Sauer and colleagues reported a particularly important finding,1 that is, FLIO demonstrated that the geographic atrophy secondary to AMD has a markedly different appearance from the retinal atrophy associated with Stargardt disease; in contrast, the 2 diseases can appear very similar when using autofluorescence intensity imaging. The investigators also reported previously that eyes with AMD were characterized by a ring with prolonged lifetimes that are seen as a shift to blue at the fundus; in contrast, that pattern is not seen in eyes with Stargardt disease. This pattern difference facilitates easy differentiation of the 2 diseases.
Genotypes
Sauer also is studying the different genotypes in patients with ABCA4-related Stargardt disease.
“We believe that FLIO imaging can show differences among the many different genetic subtypes,” she said.
Longitudinal analysis
Another area of research interest is the evaluation of the details in eyes with ELOVL4-associated STGD3 and PRPH2/RDS-associated macular dystrophy, which are Stargardt-like dystrophies.
“It is very interesting that all eyes with PRPH2/RDS-associated macular dystrophy showed flecks of short FLIO lifetimes,” she noted.
This is noteworthy because the baseline FLIO image showed some flecks of short FLIO lifetimes that were not visible on the baseline autofluorescence intensity image but only appeared 1 year later on a follow-up image.
“At that time, the FLIO lifetimes are prolonged from short to long and the patient we examined reported a new central scotoma where an area of markedly prolonged FLIO lifetimes was seen on the follow-up image,” she said.

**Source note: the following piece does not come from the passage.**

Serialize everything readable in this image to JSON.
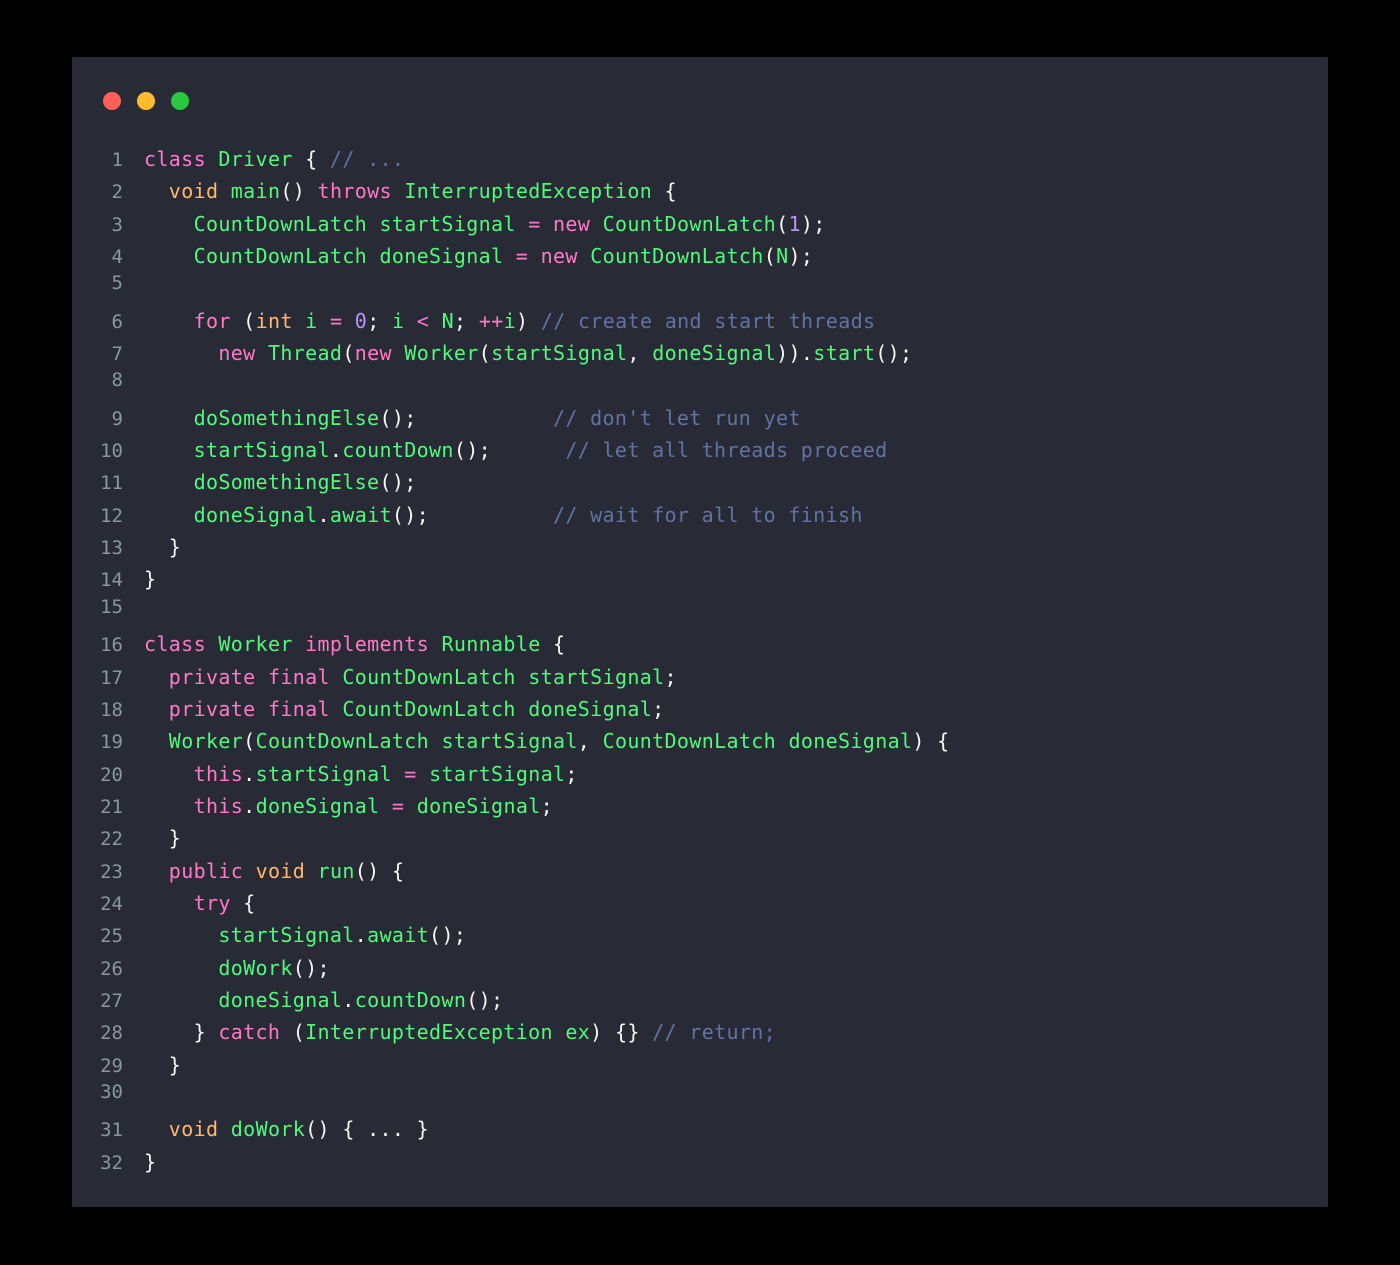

Sauer explained that the relevance of this research is that the short FLIO flecks appear before changes seen on other imaging modalities including OCT.
The researchers believe that when the short FLIO lifetimes are seen, they may be reversible because they precede structural retinal changes. However, by the time the changes appear on other imaging modalities, reversing them may be impossible.
These flecks also appear in some patients with Stargardt disease and Sauer noted that they behave the same as in PRPH2/RDS-associated macular dystrophy. FLIO lifetimes show a characteristic pattern in Stargardt disease, and different phenotypes can be identified. Different genotypes have characteristic FLIO findings.
“The most important finding is that short flecks initially identified by FLIO imaging prolong over time and these changes seen on FLIO imaging are visible before appearing on OCT images and other imaging modalities,” Sauer concluded.